US deciding how to punish ally Turkey over Russian arms deal

The United States is edging closer to crisis with NATO ally Turkey, now that it has started receiving components of a Russian-made air defense system in defiance of Trump administration warnings

Despite the warnings, the administration was publicly silent on how it would respond to Turkey's announcement Friday that it received the first shipment of the S-400 system. After saying it would hold a news conference Friday morning to discuss the issue, the Pentagon later told reporters that it had been postponed "indefinitely."

The acting secretary of defense, Mark Esper, spoke by phone with his Turkish counterpart for 30 minutes, but the Pentagon declined to discuss the call.

Members of Congress, however, were quick to condemn.

"Turkey and Erdogan must face stiff consequences for this decision," the joint statement by Reps. Eliot L. Engel, a New York Democrat, and Rep. Michael McCaul, a Texas Republican, said, referring to Turkish President Recep Tayyip Erdogan.

For months, Washington urged Turkey to buy the American-made Patriot air defense system instead and has insisted that buying from Russia would result in economic and military penalties. Turkey has said it was not offered favorable terms on the Patriot.

Among the U.S. penalties would be cutting Turkey out of the multi-national F-35 production program, depriving the Turks of the sophisticated stealth aircraft and the economic benefit of helping to build them.

The U.S. concern is that the S-400 could be used to gather data on the capabilities of the F-35, and that the information could end up in Russian hands. But more than technology is at stake. Turkey has long been a key to the defense of NATO's southeastern flank, and some believe its willingness to buy key weaponry from Russia — long identified as NATO's main adversary — suggests the possibility that its alliance status is in jeopardy.

President Donald Trump recently expressed sympathy toward Turkey's decision to complete the Russia deal, although Erdogan's government has been told that the S-400 is incompatible with NATO air defense systems and is seen by alliance officials as a threat to the F-35.

In the Senate, too, Republicans and Democrats alike expressed dismay at the Turks' move.

"By accepting delivery of the S-400 from Russia, President Erdogan has chosen a perilous partnership with Putin at the expense of Turkey's security, economic prosperity and the integrity of the NATO alliance," the top members of the Senate committees on Foreign Relations and Armed Services said in a joint statement.

Putin has long complained that NATO is designed to target Russia. Some see the Russian sale as an attempt to drive a wedge between NATO allies.

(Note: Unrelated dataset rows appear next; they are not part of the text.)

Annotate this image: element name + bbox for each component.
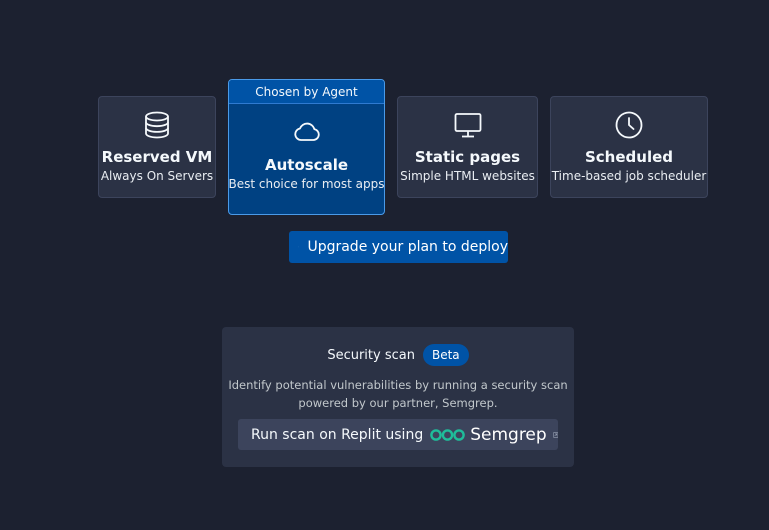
security-scan-description-line: Identify potential vulnerabilities by ru… — [228, 378, 568, 392]
monitor-icon — [454, 113, 481, 138]
deploy-option-subtitle: Best choice for most apps — [228, 177, 385, 191]
clock-icon — [615, 111, 643, 139]
deploy-option-title: Reserved VM — [101, 148, 213, 166]
cloud-icon — [293, 122, 320, 141]
security-scan-description-line: powered by our partner, Semgrep. — [298, 396, 498, 410]
semgrep-wordmark: Semgrep — [470, 424, 547, 445]
chosen-by-agent-banner: Chosen by Agent — [229, 80, 384, 104]
semgrep-logo: Semgrep — [430, 424, 547, 445]
upgrade-plan-button[interactable]: Upgrade your plan to deploy — [289, 231, 508, 263]
external-link-icon — [552, 431, 558, 438]
run-security-scan-button[interactable]: Run scan on Replit using Semgrep — [238, 419, 558, 450]
deploy-option-static-pages[interactable]: Static pages Simple HTML websites — [397, 96, 538, 198]
semgrep-logo-icon — [430, 428, 466, 441]
deploy-option-title: Static pages — [414, 148, 521, 166]
database-icon — [145, 111, 169, 139]
upgrade-plan-label: Upgrade your plan to deploy — [307, 239, 508, 255]
deploy-option-title: Scheduled — [584, 148, 673, 166]
run-scan-label: Run scan on Replit using — [251, 426, 424, 443]
deploy-option-subtitle: Simple HTML websites — [400, 169, 535, 183]
security-scan-description: Identify potential vulnerabilities by ru… — [222, 376, 574, 412]
deploy-option-subtitle: Time-based job scheduler — [551, 169, 707, 183]
security-scan-panel: Security scan Beta Identify potential vu… — [222, 327, 574, 467]
deploy-option-reserved-vm[interactable]: Reserved VM Always On Servers — [98, 96, 216, 198]
deployment-panel: Reserved VM Always On Servers Chosen by … — [0, 0, 769, 530]
deploy-option-title: Autoscale — [264, 156, 349, 174]
security-scan-title: Security scan — [327, 347, 415, 363]
deploy-option-scheduled[interactable]: Scheduled Time-based job scheduler — [550, 96, 708, 198]
security-scan-header: Security scan Beta — [222, 344, 574, 366]
deploy-option-autoscale[interactable]: Chosen by Agent Autoscale Best choice fo… — [228, 79, 385, 215]
deploy-option-subtitle: Always On Servers — [100, 169, 214, 183]
beta-badge: Beta — [422, 344, 469, 366]
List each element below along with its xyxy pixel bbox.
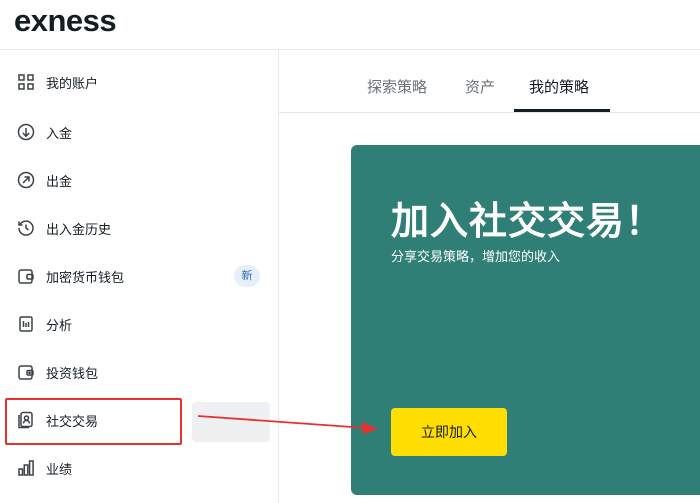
- social-trading-banner: 加入社交交易！ 分享交易策略，增加您的收入 立即加入: [351, 145, 700, 495]
- top-header: exness: [0, 0, 700, 50]
- sidebar-item-label: 加密货币钱包: [46, 271, 125, 286]
- sidebar-item-label: 出金: [46, 175, 73, 190]
- social-trading-icon: [18, 411, 33, 429]
- banner-title: 加入社交交易！: [391, 199, 665, 243]
- sidebar-item-history[interactable]: 出入金历史: [0, 206, 279, 252]
- deposit-arrow-down-icon: [17, 123, 35, 141]
- sidebar-item-label: 入金: [46, 127, 73, 142]
- tab-my-strategies[interactable]: 我的策略: [529, 76, 589, 97]
- analytics-icon: [19, 316, 33, 332]
- sidebar-item-label: 社交交易: [46, 415, 99, 430]
- sidebar-item-label: 我的账户: [46, 77, 99, 92]
- sidebar-item-label: 业绩: [46, 463, 73, 478]
- sidebar-item-withdraw[interactable]: 出金: [0, 158, 279, 204]
- sidebar-item-performance[interactable]: 业绩: [0, 446, 279, 492]
- sidebar-item-crypto-wallet[interactable]: 加密货币钱包 新: [0, 254, 279, 300]
- sidebar-item-label: 投资钱包: [46, 367, 99, 382]
- new-badge: 新: [234, 265, 260, 287]
- dashboard-grid-icon: [18, 74, 34, 90]
- withdraw-arrow-up-icon: [17, 171, 35, 189]
- investment-wallet-icon: [18, 365, 34, 380]
- banner-subtitle: 分享交易策略，增加您的收入: [391, 250, 561, 265]
- sidebar-item-label: 出入金历史: [46, 223, 112, 238]
- active-tab-underline: [514, 109, 610, 112]
- history-icon: [18, 220, 34, 236]
- sidebar-item-label: 分析: [46, 319, 73, 334]
- join-now-button[interactable]: 立即加入: [391, 408, 507, 456]
- strategy-tabs: 探索策略 资产 我的策略: [279, 50, 700, 113]
- tab-assets[interactable]: 资产: [465, 76, 495, 97]
- sidebar-item-analytics[interactable]: 分析: [0, 302, 279, 348]
- performance-bar-chart-icon: [18, 460, 34, 476]
- sidebar-item-deposit[interactable]: 入金: [0, 110, 279, 156]
- exness-logo[interactable]: exness: [14, 3, 117, 39]
- sidebar-item-my-account[interactable]: 我的账户: [0, 60, 279, 106]
- crypto-wallet-icon: [18, 269, 34, 284]
- tab-explore-strategies[interactable]: 探索策略: [367, 76, 427, 97]
- sidebar-item-social-trading[interactable]: 社交交易: [0, 398, 279, 444]
- sidebar: 我的账户 入金 出金 出入金历史 加密货币钱包 新 分析 投资钱包 社交交易 业…: [0, 50, 279, 503]
- sidebar-item-investment-wallet[interactable]: 投资钱包: [0, 350, 279, 396]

In their joint statement, the Senate committee leaders also called the Turkish action "a troubling signal of strategic alignment with Putin's Russia" and a threat to the F-35 program.

Derek Chollet, a senior defense official in the Obama administration, said Turkey's decision to begin taking delivery of the S-400 was not a surprise.

"It is a major problem for NATO — at best it will limit Turkey's role in the alliance, and at worst things could spin out of control," Chollet said. "Because our shared interests are so compelling I believe Turkey's place in the alliance will endure, but this will do lasting harm — starting with no F-35s, U.S. sanctions, and broader intelligence concerns."

U.S. officials have previously warned that sanctions would be imposed under the Countering America's Adversaries Through Sanctions Act if Turkey went ahead with the S-400 purchase. Sanctions would mark a new low in the already-tense relations between Turkey and the U.S. Last year the United States imposed sanctions on Turkey over its detention of an American pastor, triggering a Turkish currency crisis.

The prospect of a further rupture in Turkey's relations with Washington also raises a delicate issue rarely mentioned in public: the status of American nuclear weapons stored at Turkey's Incirlik air base. Turkey has had a nuclear role in NATO for decades, but this new split is likely to cause some in Washington to question the wisdom of keeping those nuclear bombs at Incirlik. Locations of U.S. nuclear weapons abroad are not publicly acknowledged by the U.S. as a matter of policy.

Turkey has refused to bow to U.S. pressure, insisting that choosing which defense equipment to purchase is a matter of national sovereignty.